A U.S. wireless carrier was hacked over seven months by a person reading e-mails and personal files – including those of a Secret Service agent probing the hacks – while South Africa was hit with the largest Web hack in its history last weekend by a Moroccan group calling itself Team-evil.

The T-Mobile hacking reportedly began in late 2003, and the company tipped off the Secret Service. The hacker is believed to have gotten names and Social Security numbers but not credit card information.

"This same person is also believed to be involved in other attempts to gain unauthorized access to customer information," T-Mobile said in a statement. "The Secret Service is investigating these allegations, and T-Mobile is cooperating to the fullest extent, including with regard to the allegations that customer photos have been subject to unauthorized access."

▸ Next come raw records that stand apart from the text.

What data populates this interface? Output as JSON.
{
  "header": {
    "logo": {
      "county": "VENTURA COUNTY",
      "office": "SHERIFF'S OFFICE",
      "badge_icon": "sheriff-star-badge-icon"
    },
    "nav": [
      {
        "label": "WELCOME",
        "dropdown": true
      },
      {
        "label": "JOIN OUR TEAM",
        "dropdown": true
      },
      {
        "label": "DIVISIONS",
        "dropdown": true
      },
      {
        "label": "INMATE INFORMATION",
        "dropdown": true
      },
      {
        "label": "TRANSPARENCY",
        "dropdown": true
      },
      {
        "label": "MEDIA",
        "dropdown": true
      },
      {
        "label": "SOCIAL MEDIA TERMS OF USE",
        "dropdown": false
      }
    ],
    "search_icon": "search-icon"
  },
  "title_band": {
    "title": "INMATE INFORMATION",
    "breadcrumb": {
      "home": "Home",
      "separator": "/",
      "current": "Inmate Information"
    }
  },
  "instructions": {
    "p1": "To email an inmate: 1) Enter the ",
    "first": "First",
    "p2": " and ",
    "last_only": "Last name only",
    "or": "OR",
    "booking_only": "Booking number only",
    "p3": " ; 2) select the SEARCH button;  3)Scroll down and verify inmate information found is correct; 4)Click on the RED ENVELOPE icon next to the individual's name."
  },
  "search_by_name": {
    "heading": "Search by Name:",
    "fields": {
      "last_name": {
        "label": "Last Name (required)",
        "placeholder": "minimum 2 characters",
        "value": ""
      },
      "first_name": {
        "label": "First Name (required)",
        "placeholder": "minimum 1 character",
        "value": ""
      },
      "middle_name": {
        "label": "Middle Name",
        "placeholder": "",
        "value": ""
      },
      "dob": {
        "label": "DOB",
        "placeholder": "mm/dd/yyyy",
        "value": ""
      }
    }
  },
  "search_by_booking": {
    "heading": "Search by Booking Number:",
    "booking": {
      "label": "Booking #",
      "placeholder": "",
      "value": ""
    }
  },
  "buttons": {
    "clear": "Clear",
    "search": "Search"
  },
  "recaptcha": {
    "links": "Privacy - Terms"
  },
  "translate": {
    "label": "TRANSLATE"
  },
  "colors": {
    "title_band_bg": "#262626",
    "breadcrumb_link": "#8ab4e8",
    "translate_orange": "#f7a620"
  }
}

But it turned out that Secret Serviceman Peter Cavicchia was one of the compromised T-Mobile customers. The hacker, believed to be Nicholas Jacobsen, a computer engineer, broke into and stole some of Cavicchia’s personal and work files, which Cavicchia kept on T-Mobile servers, and tried selling those files, T-Mobile said.

Cavicchia’s account, however, “had very limited investigative material on it, which should not have been kept on a personal PDA – that's against Secret Service policy," agency spokesman Jonathan Cherry told reporters. "No investigative operations were compromised in regards to this intrusion." The Secret Service has been conducting a probe of underground hacker groups, a probe known as Operation Firewall.

South Africa might wish they had a probe like that going after the January 8 hack against a Johannesburg Internet service provider, Gamco, by the Team-evil group. The group hit over 260 sites managed by the ISP, crippling them for the short term and pasting up messages calling the U.S. and Israel terrorists.

The hack hit more South African-based Websites in a day than had ever been damaged before since South Africa became an Internet country. Gamco officials told South African media that the damage was repaired within two hours.

South Africa punishes hackers with five years in prison, but authorities acknowledge it’s difficult to hunt down foreign-based hackers. Team-evil is thought by authorities in South Africa to involve four hackers tied to an Albanian cybercrime group.